L’idea di sesso debole

Sesso debole: semplicemente un’idea, un inganno…

Presentazione

L'intervento di Basilio Antoci al convegno organizzato da Akkuaria il 25 novembre 2010 in occasione della giornata mondiale contro la violenza sulle donne

Basilio Antoci e Vera Ambra al convegno organizzato da Akkuaria il 25 novembre 2010.
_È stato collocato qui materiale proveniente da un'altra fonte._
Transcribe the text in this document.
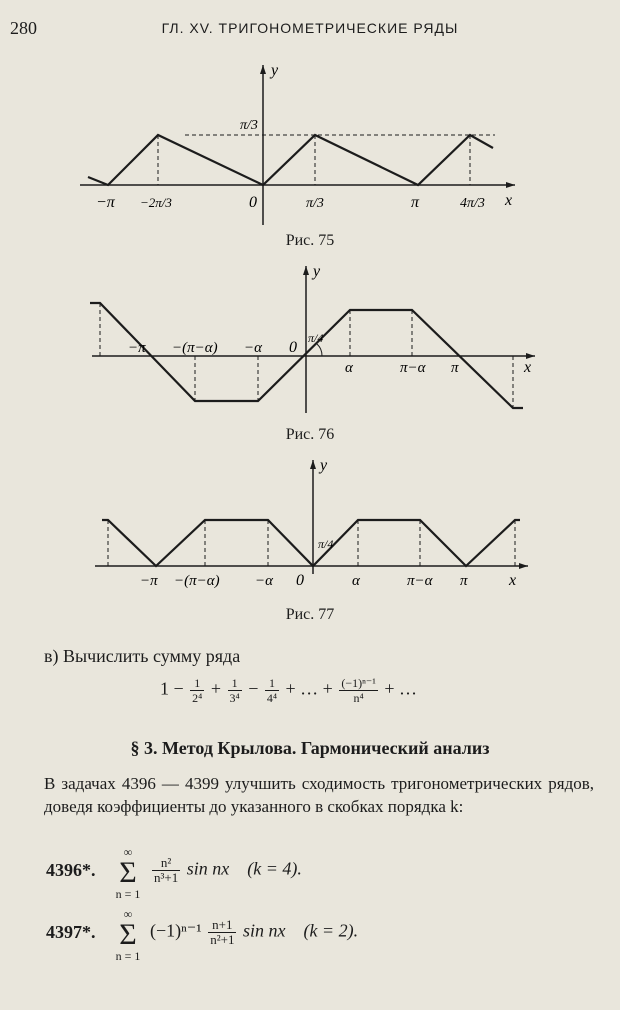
280	ГЛ. XV. ТРИГОНОМЕТРИЧЕСКИЕ РЯДЫ
y
x
0
−π −2π/3	π/3	π	4π/3
π/3
Рис. 75
y
x
0
−π −(π−α) −α
α	π−α π
π/4
Рис. 76
y
x
0
−π −(π−α) −α	α	π−α π
π/4
Рис. 77
в) Вычислить сумму ряда
$1 - \frac{1}{\text{2⁴}} + \frac{1}{\text{3⁴}} - \frac{1}{\text{4⁴}}$ + … + $\frac{\text{(−1)ⁿ⁻¹}}{\text{n⁴}}$ + …
§ 3. Метод Крылова. Гармонический анализ
В задачах 4396 — 4399 улучшить сходимость тригонометрических рядов, доведя коэффициенты до указанного в скобках порядка k:
4396*.
∞
Σ
n = 1
$\frac{\text{n²}}{\text{n³+1}}$ sin nx (k = 4).
4397*.
∞
Σ
n = 1
$(-1)^{n-1} \frac{n+1}{\text{n²+1}}$ sin nx (k = 2).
Mi chiamo Basilio Antoci. Sono uno studente di giurisprudenza e mi dedico, quando posso, alla scrittura. Oltre che studente, dunque, sono anche uno scrittore. Ho sempre serbato il desiderio di studiare, scrivere, inventare. Purtroppo mi sono attivato soltanto da qualche anno nel campo letterario. Complice di questo ritardo (se si può definire così): l’adolescenza. Adolescenza che mi ha un po’ allontanato dalla carta stampata. E forse è stato un bene, o forse si è semplicemente trattato di “crescita”, di “maturazione”.
Sta di fatto che, scrivere, mi ha portato a scoprire un metodo nuovo di guardare il mondo. Ho dovuto pensare. Pensando ho intuito diverse cose che mi hanno sorpreso per la loro ovvietà. Probabilmente molta gente era già arrivata a capirle molto prima che ci arrivassi io. Non importa credo: poiché ogni conquista del pensiero è personale. Il mondo si acquisisce in “soggettivo”. Scrivere mi ha fatto conoscere una realtà complessa, quella dell’editoria, nella quale, Vera Ambra, è stata la prima persona che, seppur virtualmente, abbia iniziato a interagire attivamente con la mia persona. Sempre Vera Ambra mi ha chiesto di formulare un pensiero circa il problema della violenza sulle donne. Ritengo che tentare di etichettare o comunque definire tale argomento con aggettivi e orpelli, non solo sarebbe inutile, ma farebbe scadere ogni mia parola nella retorica. Eviterò, quindi, di dire che si tratti di un argomento “importante”, “attuale”, “drammatico” e quant’altro. Vorrei, invece, descrivere un’immagine che ho ben scolpita dentro: spero di riuscire a dipingerla davanti ai vostri occhi in poche battute.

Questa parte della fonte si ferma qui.